Eric Liberge : Chaque parti pris de réalisation graphique s'adapte à chaque ambiance de narration. Corsaires est forcément plus "ligne claire", s'il en est, que Tonnerre Rampant. Par contre, mon dessin ne change pas tant que ça. Seul l'habillage diffère.

Actusf :
Quel technique utilisez-vous pour Mardi Gras Descendre et comment travaillez-vous ?
Eric Liberge : Je travaille bien sûr avec des sources anatomiques papier (pas os...) et essaye de rester fidèle à un certain réalisme. Pour les décors, je m'amuse beaucoup. Il m'est même arrivé de créer quelques petites maquettes de Sainte Cécile avec des tas de matériaux. Pas de limites imposées. Le tout est qu'au final, j'emporte le lecteur avec moi.

Actusf : Vos histoires sont souvent fantastiques. J'imagine que c'est un genre qui vous plait particulièrement ? Pour quelles raisons ?
Eric Liberge : Et bien non, figurez-vous. Je suis plus adepte du fantastique au cinéma qu'en BD ou litérature. Bizarrement, cela m'ennuie vite. Les récits de ce type qui m'intéressent vraiment sont ceux qui font part de beaucoup d'émotions et de transformations sur le plan humain, là où il y a toujours un personnage qui passe par un parcours initiatique, qui prend conscience de lui-même, qui traverse son buisson ardent. Là, je suis passionné.

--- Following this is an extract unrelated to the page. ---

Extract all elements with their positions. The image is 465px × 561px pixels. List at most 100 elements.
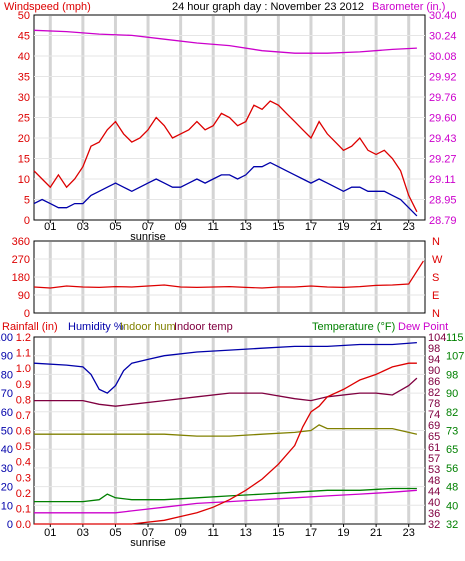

Le fantastique en tant que tel est juste une dimension supplémentaire pour faire intervenir le rêve, ou la part d'irrationnel qui existe autour de nous.

Actusf : Vous travaillez souvent seul ? Est-ce un choix ou un hasard de circonstances ?
Eric Liberge : Je préfère. C'est plus rapide et je sais exactement ce que j'ai à transmettre dans mon travail. Je suis aussi libre d'arranger le récit comme je le souhaite, de moduler sans avoir à rendre compte à un tiers. Cela économise beaucoup de parlotte. Pour Corsaires, c'est plus le vœux de travailler sur l'univers d'un autre en acceptant la contrainte de ne pas en être le narrateur. C'est une autre position. Et puis j'ai une très bonne relation avec denis-Pierre filippi. Nous nous amusons vraiment.

Actusf : Dans l'interview publiée par BD Paradisio, vous disiez que votre parcours avait été "progressif et laborieux". Ces rééditions chez Dupuis de Mardi Gras Descendre ont-elles changé la donne ?
Eric Liberge : Au niveau du travail, la réalisation d'une BD sera toujours progressive et laborieuse, si je puis transposer l'image. Travailler avec Dupuis m'a conforté dans l'idée que j'ai toujours eu de la BD que je veux faire, à savoir pas forcément commerciale au sens vulgaire du terme, et qui fait un peu violence au lecteur, parce que je mets dedans beaucoup de moi-même et n'ai pas envie que l'album soit lu en 20 minutes montre en main. Si Dupuis à l'avenir me permet de conserver la ligne que j'ai toujours suivie, je serai le plus heureux. Notre métier est de toute façon très laborieux, et le parcours d'un auteur une remise en question constante.

Actusf : Et puis la dernière question traditionnelle. Quels sont vos projets ? Sur quoi travaillez-vous en ce moment ?
Eric Liberge : J'espère signer bientôt un nouvel ensemble de 3 albums, une petite série donc, ayant pour cadre la seconde guerre mondiale, et où un groupe d'enfants et de résistants seront confrontés aux limites du courage humain. Un beau projet que je suis très impatient de commencer et qui aurait pour titre "Empire du Rêve".